Large language models (LLMs) have transformed natural language processing (NLP), enabling applications from content generation to decision support. Retrieval-Augmented Generation (RAG) improves LLMs by incorporating external knowledge but also introduces security risks, particularly from data poisoning, where the attacker injects poisoned texts into the knowledge database to manipulate system outputs. While various defenses have been proposed, they often struggle against advanced attacks. To address this, we introduce RAGuard, a detection framework designed to identify poisoned texts. RAGuard first expands the retrieval scope to increase the proportion of clean texts, reducing the likelihood of retrieving poisoned content. It then applies chunk-wise perplexity filtering to detect abnormal variations and text similarity filtering to flag highly similar texts.
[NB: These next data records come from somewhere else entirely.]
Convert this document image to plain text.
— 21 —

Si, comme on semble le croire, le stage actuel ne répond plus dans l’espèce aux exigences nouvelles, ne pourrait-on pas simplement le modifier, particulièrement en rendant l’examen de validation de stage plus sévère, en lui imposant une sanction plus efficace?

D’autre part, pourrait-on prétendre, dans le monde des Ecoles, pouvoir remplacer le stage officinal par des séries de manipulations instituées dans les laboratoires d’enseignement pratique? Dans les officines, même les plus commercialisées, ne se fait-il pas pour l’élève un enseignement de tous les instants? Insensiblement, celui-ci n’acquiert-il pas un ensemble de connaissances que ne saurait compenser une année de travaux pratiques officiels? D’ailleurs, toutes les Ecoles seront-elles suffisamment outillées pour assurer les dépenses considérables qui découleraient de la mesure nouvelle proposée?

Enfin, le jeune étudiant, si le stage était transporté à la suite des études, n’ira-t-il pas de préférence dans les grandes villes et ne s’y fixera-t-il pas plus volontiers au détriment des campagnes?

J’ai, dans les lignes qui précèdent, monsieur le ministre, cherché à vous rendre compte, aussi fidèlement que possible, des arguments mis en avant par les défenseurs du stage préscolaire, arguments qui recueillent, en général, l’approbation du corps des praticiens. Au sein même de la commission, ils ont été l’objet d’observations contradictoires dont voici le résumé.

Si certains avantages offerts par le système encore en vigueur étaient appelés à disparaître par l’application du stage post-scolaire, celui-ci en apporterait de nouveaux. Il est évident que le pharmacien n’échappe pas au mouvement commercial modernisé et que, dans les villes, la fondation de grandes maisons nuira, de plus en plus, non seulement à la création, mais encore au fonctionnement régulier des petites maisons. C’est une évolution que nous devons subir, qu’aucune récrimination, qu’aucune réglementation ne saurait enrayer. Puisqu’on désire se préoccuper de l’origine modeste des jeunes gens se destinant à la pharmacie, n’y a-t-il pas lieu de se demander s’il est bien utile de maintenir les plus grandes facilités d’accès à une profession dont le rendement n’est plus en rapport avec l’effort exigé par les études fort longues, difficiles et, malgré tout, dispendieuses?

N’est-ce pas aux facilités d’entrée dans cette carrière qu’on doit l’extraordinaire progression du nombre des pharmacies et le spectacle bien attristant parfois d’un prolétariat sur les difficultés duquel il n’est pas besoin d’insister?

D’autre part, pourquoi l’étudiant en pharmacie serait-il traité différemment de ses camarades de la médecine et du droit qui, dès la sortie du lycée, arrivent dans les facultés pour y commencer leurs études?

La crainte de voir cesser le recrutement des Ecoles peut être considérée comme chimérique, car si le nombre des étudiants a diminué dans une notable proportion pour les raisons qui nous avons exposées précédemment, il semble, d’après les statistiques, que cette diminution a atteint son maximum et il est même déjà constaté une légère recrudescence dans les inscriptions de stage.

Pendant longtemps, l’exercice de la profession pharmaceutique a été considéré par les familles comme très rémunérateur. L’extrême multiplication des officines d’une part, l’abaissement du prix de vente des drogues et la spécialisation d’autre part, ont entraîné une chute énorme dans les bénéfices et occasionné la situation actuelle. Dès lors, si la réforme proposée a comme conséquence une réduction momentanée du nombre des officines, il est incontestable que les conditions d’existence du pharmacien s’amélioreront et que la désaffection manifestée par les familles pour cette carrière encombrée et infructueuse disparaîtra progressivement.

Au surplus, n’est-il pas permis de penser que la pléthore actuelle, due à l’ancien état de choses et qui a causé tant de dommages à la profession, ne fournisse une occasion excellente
This non-parametric approach enhances RAG security, and experiments on large-scale datasets demonstrate its effectiveness in detecting and mitigating poisoning attacks, including strong adaptive attacks.

Key Contributions

RAGuard: a non-parametric detection framework that expands retrieval scope to dilute poisoned content and reduce its retrieval probability
Chunk-wise perplexity filtering to identify statistically anomalous injected texts
Text similarity filtering to flag near-duplicate or suspiciously similar poisoned documents, with demonstrated effectiveness against adaptive attacks

🛡️ Threat Analysis

Data Poisoning Attack

The core attack defended against is data poisoning of the RAG external knowledge base — an adversary injects poisoned texts to corrupt the retrieval corpus and manipulate system outputs. RAGuard directly detects and mitigates this poisoning via non-parametric filtering methods.